Female, 36, managing director
Katja Hof causes a stir — something owing to her position. Day in and day out, this young woman shows what she can do as head of the Franz Hof GmbH.
When Katja Hof tours the Euroblech trade show with her husband, there’s one thing she can be sure of: the exhibitors will always talk to her husband first. “When he then tells them that I’m the CEO, they can hardly hide their surprise!” she recounts, and then she chuckles.
People who don’t yet know the young CEO and call the Franz Hof GmbH for the first time invariably ask for “Mr. Hof.” And that’s no wonder, she thinks, since female managers are a rarity in the metalworking industry. “I try to see the humorous side. Business associates soon realize that I know what I’m doing, and they appreciate this.” Ultimately, her extraordinary position also has its advantages. It sharpens people’s perception of her company and people like negotiating with her. “Men naturally like dealing with women!”
Six years ago Katja Hof took over the family CNC sheet metal processing company, once owned by her father, from her brother — and she changed a lot of things. “The machinery had not been consistently updated and there was an investment backlog.” Katja Hof expanded the range of equipment right in her first year in the saddle. A 6 kW TruLaser 5030 classic was procured. Since then she’s invested each year in CNC machines for 2D laser cutting, punching and bending. In 2008, she had a third production shop built. What’s more, she recruited new personnel for engineering and production work, increasing the workforce from 40 to 70. This is reflected in the revenue figures.
Small lots, short response times
The Franz Hof GmbH job shop designs and produces blanks and assemblies made of steel, stainless steel and aluminum at Haiger-Rodenbach in the German state of Hesse. Production ranges from single prototypes to mass production. Sheets measuring up to 4,000 by 2,000 millimeters can be processed. On request, individual workpieces or complete assemblies can be finished to specification. Single items and short series make up four-fifths of the business.
With its strong job prep capacities, the company is able to work efficiently on a large number of orders, at small batch sizes, and hence to achieve very short delivery times. Many customers are companies from within the region. “Being close by is important,” explains Katja Hof. “Sometimes one of our customers, on a construction site, suddenly realizes that an important part is missing. We can make and deliver it on the same day. Flexibility is our great strength.” The extensive raw materials warehouse, with some five hundred different sheet grades in various qualities and formats, makes this possible.

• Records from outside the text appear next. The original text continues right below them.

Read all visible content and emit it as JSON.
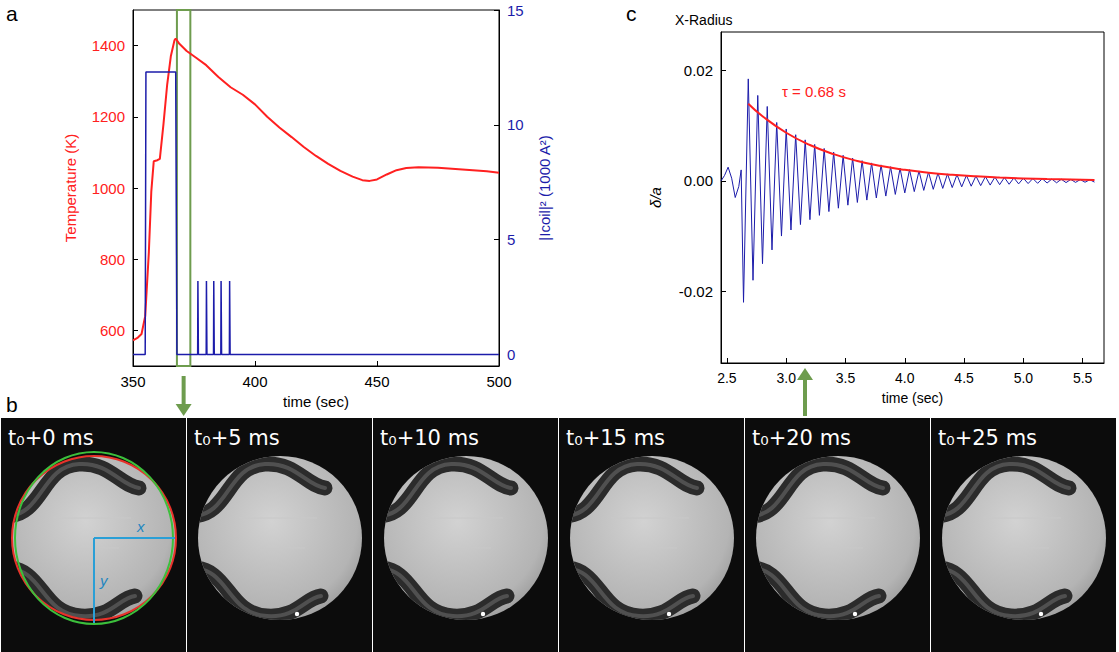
{
  "chart_data": [
    {
      "panel": "a",
      "type": "line",
      "xlabel": "time (sec)",
      "ylabel": "Temperature (K)",
      "y2label": "|Icoil|² (1000 A²)",
      "xlim": [
        350,
        500
      ],
      "xticks": [
        350,
        400,
        450,
        500
      ],
      "ylim": [
        500,
        1500
      ],
      "yticks": [
        600,
        800,
        1000,
        1200,
        1400
      ],
      "y2lim": [
        -0.5,
        15
      ],
      "y2ticks": [
        0,
        5,
        10,
        15
      ],
      "grid": false,
      "window": [
        368,
        373.5
      ],
      "series": [
        {
          "color": "#ff2020",
          "x": [
            350,
            352,
            353.5,
            355,
            356.5,
            357.5,
            358.5,
            360,
            361,
            362.5,
            364,
            365.5,
            367,
            367.5,
            369,
            372,
            376,
            380,
            385,
            390,
            395,
            400,
            405,
            410,
            415,
            420,
            425,
            430,
            435,
            440,
            444,
            447,
            450,
            454,
            458,
            462,
            467,
            475,
            485,
            495,
            500
          ],
          "values": [
            572,
            580,
            590,
            640,
            820,
            990,
            1075,
            1078,
            1082,
            1180,
            1290,
            1370,
            1415,
            1420,
            1405,
            1385,
            1365,
            1345,
            1312,
            1283,
            1262,
            1235,
            1200,
            1170,
            1143,
            1115,
            1090,
            1068,
            1048,
            1032,
            1022,
            1020,
            1024,
            1038,
            1050,
            1056,
            1058,
            1057,
            1052,
            1047,
            1043
          ]
        },
        {
          "color": "#1c1caa",
          "axis": "y2",
          "x": [
            350,
            355,
            355.3,
            367.5,
            368,
            376.5,
            376.6,
            376.8,
            380,
            380.1,
            380.3,
            383,
            383.1,
            383.3,
            386,
            386.1,
            386.3,
            389.5,
            389.6,
            389.8,
            500
          ],
          "values": [
            0,
            0,
            12.3,
            12.3,
            0,
            0,
            3.2,
            0,
            0,
            3.2,
            0,
            0,
            3.2,
            0,
            0,
            3.2,
            0,
            0,
            3.2,
            0,
            0
          ]
        }
      ]
    },
    {
      "panel": "c",
      "type": "line",
      "title": "X-Radius",
      "xlabel": "time (sec)",
      "ylabel": "δ/a",
      "annotation": "τ = 0.68 s",
      "xlim": [
        2.45,
        5.68
      ],
      "xticks": [
        2.5,
        {
          "value": 3,
          "label": "3.0"
        },
        3.5,
        {
          "value": 4,
          "label": "4.0"
        },
        4.5,
        {
          "value": 5,
          "label": "5.0"
        },
        5.5
      ],
      "ylim": [
        -0.033,
        0.027
      ],
      "yticks": [
        -0.02,
        {
          "value": 0,
          "label": "0.00"
        },
        0.02
      ],
      "grid": false,
      "series": [
        {
          "color": "#1c1caa",
          "x": [
            2.45,
            2.48,
            2.51,
            2.54,
            2.57,
            2.6,
            2.62,
            2.64,
            2.68,
            2.72,
            2.76,
            2.8,
            2.84,
            2.88,
            2.92,
            2.96,
            3.0,
            3.04,
            3.08,
            3.12,
            3.16,
            3.2,
            3.24,
            3.28,
            3.32,
            3.36,
            3.4,
            3.44,
            3.48,
            3.52,
            3.56,
            3.6,
            3.64,
            3.68,
            3.72,
            3.76,
            3.8,
            3.84,
            3.88,
            3.92,
            3.96,
            4.0,
            4.04,
            4.08,
            4.12,
            4.16,
            4.2,
            4.24,
            4.28,
            4.32,
            4.36,
            4.4,
            4.44,
            4.48,
            4.52,
            4.56,
            4.6,
            4.64,
            4.68,
            4.72,
            4.76,
            4.8,
            4.84,
            4.88,
            4.92,
            4.96,
            5.0,
            5.04,
            5.08,
            5.12,
            5.16,
            5.2,
            5.24,
            5.28,
            5.32,
            5.36,
            5.4,
            5.44,
            5.48,
            5.52,
            5.56,
            5.6
          ],
          "values": [
            0,
            0.001,
            0.0025,
            0.0005,
            -0.003,
            -0.001,
            0.002,
            -0.022,
            0.0185,
            -0.018,
            0.0155,
            -0.015,
            0.0135,
            -0.0125,
            0.0106,
            -0.00999,
            0.00942,
            -0.00889,
            0.00838,
            -0.0079,
            0.00745,
            -0.00702,
            0.00662,
            -0.00624,
            0.00589,
            -0.00555,
            0.00523,
            -0.00494,
            0.00465,
            -0.00439,
            0.00414,
            -0.0039,
            0.00368,
            -0.00347,
            0.00327,
            -0.00308,
            0.00291,
            -0.00274,
            0.00258,
            -0.00244,
            0.0023,
            -0.00217,
            0.00204,
            -0.00193,
            0.00182,
            -0.00171,
            0.00161,
            -0.00152,
            0.00144,
            -0.00135,
            0.00128,
            -0.0012,
            0.00113,
            -0.00107,
            0.00101,
            -0.00095,
            0.0009,
            -0.00085,
            0.0008,
            -0.00075,
            0.00071,
            -0.00067,
            0.00063,
            -0.0006,
            0.00056,
            -0.00053,
            0.0005,
            -0.00047,
            0.00044,
            -0.00042,
            0.0004,
            -0.00037,
            0.00035,
            -0.00033,
            0.00031,
            -0.0003,
            0.00028,
            -0.00026,
            0.00025,
            -0.00023,
            0.00022,
            -0.00021
          ]
        },
        {
          "color": "#ff2020",
          "x": [
            2.68,
            2.8,
            3.0,
            3.2,
            3.4,
            3.6,
            3.8,
            4.0,
            4.2,
            4.4,
            4.6,
            4.8,
            5.0,
            5.2,
            5.4,
            5.6
          ],
          "values": [
            0.014,
            0.01174,
            0.00874,
            0.00652,
            0.00486,
            0.00362,
            0.0027,
            0.00201,
            0.0015,
            0.00112,
            0.00083,
            0.00062,
            0.00046,
            0.00034,
            0.00026,
            0.00019
          ]
        }
      ]
    }
  ],
  "image_strip": {
    "panel": "b",
    "frames": [
      "t₀+0 ms",
      "t₀+5 ms",
      "t₀+10 ms",
      "t₀+15 ms",
      "t₀+20 ms",
      "t₀+25 ms"
    ],
    "overlay_labels": [
      "x",
      "y"
    ]
  }
}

Women in technical vocations
Katja Hof lays great value on furthering women in technical vocations. More than one third of her employees in technical fields and in administration are women. “Women’s advantage is their emotional intelligence and excel- lent team spirit,” says entrepreneur Katja Hof. Good solidarity among the employees — some of whom she has known from the days when she raced around the shop in her pedal cart — is very important to Katja Hof. “I want to create an environment that motivates employees so that they enjoy coming to work. We have a flat organizational structure and we’re all on a first name basis.” In daily activities, the employees become fully aware that each and every one of them counts and that no one is just a number. Resolute leadership is nonetheless indispensable.

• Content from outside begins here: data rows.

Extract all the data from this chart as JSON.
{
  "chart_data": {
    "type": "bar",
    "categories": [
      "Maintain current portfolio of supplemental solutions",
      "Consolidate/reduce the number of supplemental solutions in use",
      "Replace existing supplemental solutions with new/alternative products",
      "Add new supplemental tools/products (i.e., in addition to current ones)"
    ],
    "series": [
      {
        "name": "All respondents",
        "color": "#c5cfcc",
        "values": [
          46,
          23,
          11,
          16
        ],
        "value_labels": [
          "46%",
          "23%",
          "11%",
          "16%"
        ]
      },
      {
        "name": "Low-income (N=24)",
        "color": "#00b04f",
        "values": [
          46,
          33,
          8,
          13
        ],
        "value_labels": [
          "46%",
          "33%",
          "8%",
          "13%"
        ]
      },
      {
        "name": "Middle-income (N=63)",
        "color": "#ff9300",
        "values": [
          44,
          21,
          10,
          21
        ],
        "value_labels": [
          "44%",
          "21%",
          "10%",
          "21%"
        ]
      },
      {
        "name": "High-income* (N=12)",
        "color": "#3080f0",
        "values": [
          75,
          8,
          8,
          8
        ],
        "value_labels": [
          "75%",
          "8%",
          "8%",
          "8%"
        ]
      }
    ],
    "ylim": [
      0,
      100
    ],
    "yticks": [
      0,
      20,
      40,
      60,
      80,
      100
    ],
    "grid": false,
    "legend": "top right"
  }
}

Marching bravely through the crisis
After she took over the company, Katja Hof remained loyal to the suppliers, kept all her father’s customers, and acquired many new ones through targeted marketing campaigns. She regularly calls on her clients, invites them to regional trade fairs, and encourages them to visit her company.
“Once they’ve seen for themselves what we can do, they frequently place new orders.” Two important success factors are customer acquisition and maintaining personal customer contacts. In the crisis year of 2009 she decided to take the bull by the horns. Revenue dropped by one third. Instead of introducing short-time working, she speeded up delivery times even further. “In that way we were able to achieve satisfactory results for 2009 and retain every member of the staff.”
Franz Hof, the master craftsman who lent his name to the company, had taken over a small sheet metal business from his father. There, ash pans were made for domestic stoves. It was in 1984 that Franz Hof acquired his first machine from TRUMPF. Later he was one of the first in the region to invest in laser technology. Now 78, he still comes into the factory almost daily and helps with the delivery of goods to customers.
Katja Hof greatly values consulting with her invariably optimistic father — a devoted technology enthusiast — and with her husband, Kay-Uwe Zöllner, who joins her in managing the company. The most important decisions on strategy, personnel and investments are made jointly. In the final analysis it’s the positive gut feeling that counts, she says. “If I don’t feel good about something, then I don’t do it. I am a devout believer and that gives me the confidence to make any and every decision.”
Now, Katja Hof has dared to make the largest technology investment in the company’s history: the purchase of a Stopa storage system with a capacity of 800 tons, combined with a TruMatic 7000 punch-laser combination machine. Both were installed in June 2011. “We thought the decision over carefully before we made this investment,” she says. “I’m convinced that this is the road to the future. For service-oriented companies like ours, the crucial thing is to increase productivity with innovative technology and thus to safeguard the company’s future.”